How We Built a Real-Time AI Review Pipeline
When we set out to build Verified Workflows, the core challenge was clear: human review is slow, but AI pipelines are fast. Bridging that gap without compromising quality required rethinking how review tasks flow through a system.
This is the technical architecture behind our real-time review pipeline.
The Problem With Synchronous Review
The naive approach — submit an output, wait for a human to review it, return the result — works for low-volume use cases. But at scale, it breaks down. Reviewers need time to read, evaluate, and respond.
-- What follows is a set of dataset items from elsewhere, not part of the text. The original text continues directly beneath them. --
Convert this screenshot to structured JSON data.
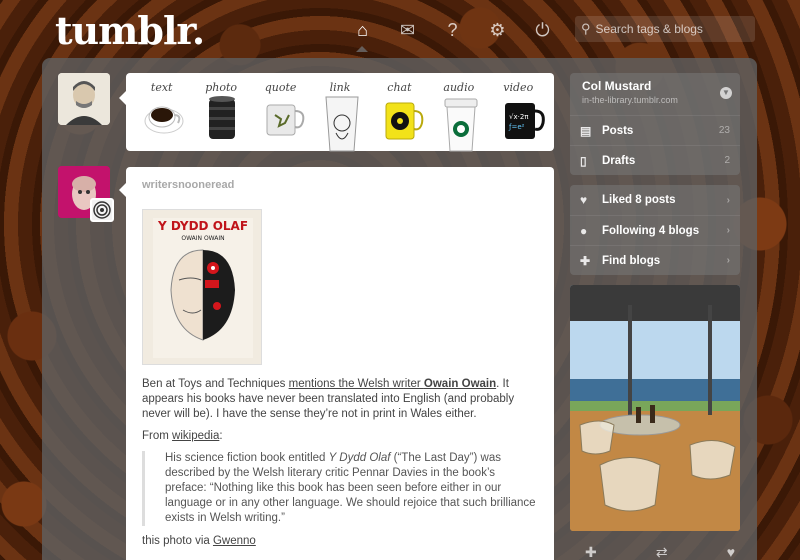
{
  "app": {
    "logo": "tumblr."
  },
  "nav": {
    "items": [
      {
        "icon": "home-icon",
        "glyph": "⌂",
        "active": true
      },
      {
        "icon": "mail-icon",
        "glyph": "✉",
        "active": false
      },
      {
        "icon": "help-icon",
        "glyph": "?",
        "active": false
      },
      {
        "icon": "gear-icon",
        "glyph": "⚙",
        "active": false
      },
      {
        "icon": "power-icon",
        "glyph": "⏻",
        "active": false
      }
    ]
  },
  "search": {
    "placeholder": "Search tags & blogs"
  },
  "post_types": [
    "text",
    "photo",
    "quote",
    "link",
    "chat",
    "audio",
    "video"
  ],
  "post": {
    "author": "writersnooneread",
    "body": {
      "p1_a": "Ben at Toys and Techniques ",
      "p1_link": "mentions the Welsh writer ",
      "p1_bold": "Owain Owain",
      "p1_b": ". It appears his books have never been translated into English (and probably never will be). I have the sense they’re not in print in Wales either.",
      "p2_a": "From ",
      "p2_link": "wikipedia",
      "p2_b": ":",
      "quote_a": "His science fiction book entitled ",
      "quote_title": "Y Dydd Olaf",
      "quote_b": " (“The Last Day”) was described by the Welsh literary critic Pennar Davies in the book’s preface: “Nothing like this book has been seen before either in our language or in any other language. We should rejoice that such brilliance exists in Welsh writing.”",
      "p3_a": "this photo via ",
      "p3_link": "Gwenno"
    },
    "photo": {
      "book_title": "Y DYDD OLAF",
      "book_author": "OWAIN OWAIN"
    }
  },
  "sidebar": {
    "blog_name": "Col Mustard",
    "blog_url": "in-the-library.tumblr.com",
    "posts_label": "Posts",
    "posts_count": "23",
    "drafts_label": "Drafts",
    "drafts_count": "2",
    "liked_label": "Liked 8 posts",
    "following_label": "Following 4 blogs",
    "find_label": "Find blogs"
  }
}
A thorough review takes 2–5 minutes. If your pipeline blocks on that, you've built a very expensive rate limiter.
Our Architecture: Async-First With Webhooks
We designed the pipeline around three principles:
- Never block the caller. Task submission returns immediately with a task ID. The caller continues processing.
- Route intelligently. Not all tasks need the same reviewer. Skill-based routing matches task requirements to reviewer qualifications.
- Deliver asynchronously. Results are pushed to the caller via webhooks, not pulled via polling.
Task Lifecycle
Every task follows a predictable path through the system:
- Submitted — The API validates the payload, assigns an ID, escrows payment, and places the task in the routing queue.
- Routed — The router evaluates required skills, priority, and reviewer availability. High-priority tasks go to on-call reviewers. Standard tasks enter the general pool.
- Claimed — A qualified reviewer picks up the task. The system starts a session timer and monitors activity.
- Reviewed — The reviewer submits their assessment. For consensus tasks, the system waits for the required number of votes.
- Delivered — The final result is posted to the client's webhook endpoint with an HMAC signature for verification.
The Routing Algorithm
Our router considers four factors when matching tasks to reviewers:
Score = skill_match × 0.4 + availability × 0.3 + reliability × 0.2 + speed × 0.1
Skill match is binary — you either have the certification or you don't. Availability is real-time: how many tasks the reviewer is currently handling. Reliability is their historical accuracy rate. Speed is their average review time relative to the task complexity.
Handling Failures
Reviewers miss deadlines, give inconsistent ratings, or abandon tasks mid-review. Our failure handling:
- Timeouts — If a reviewer doesn't submit within the SLA window, the task is rerouted to a backup reviewer.
- Consensus divergence — If two reviewers disagree by more than a threshold, a third reviewer breaks the tie.
- Abandonment — If a reviewer starts but doesn't finish, the task returns to the queue with no penalty to the client.
Performance Numbers
After six months in production:
- Median time from submission to first review: 47 seconds
- Median time to consensus (3-vote tasks): 2.1 minutes
- Task completion rate: 99.2%
- Webhook delivery success rate: 99.97%
What We'd Do Differently
If we were rebuilding today, we'd invest earlier in reviewer quality signals. Early on, we treated all reviewers equally. Now we weight reviewer reliability heavily — a task reviewed by a 98% accuracy reviewer is fundamentally different from one reviewed at 75%.
We'd also build better anomaly detection from day one. Spotting patterns like one reviewer consistently approving everything, or a sudden spike in task abandonment, requires purpose-built monitoring that we bolted on later.
Try It Yourself
The sandbox uses the same pipeline as production. Submit a task, watch it route, and see the review results come back in real time. It's the fastest way to understand how the architecture works in practice.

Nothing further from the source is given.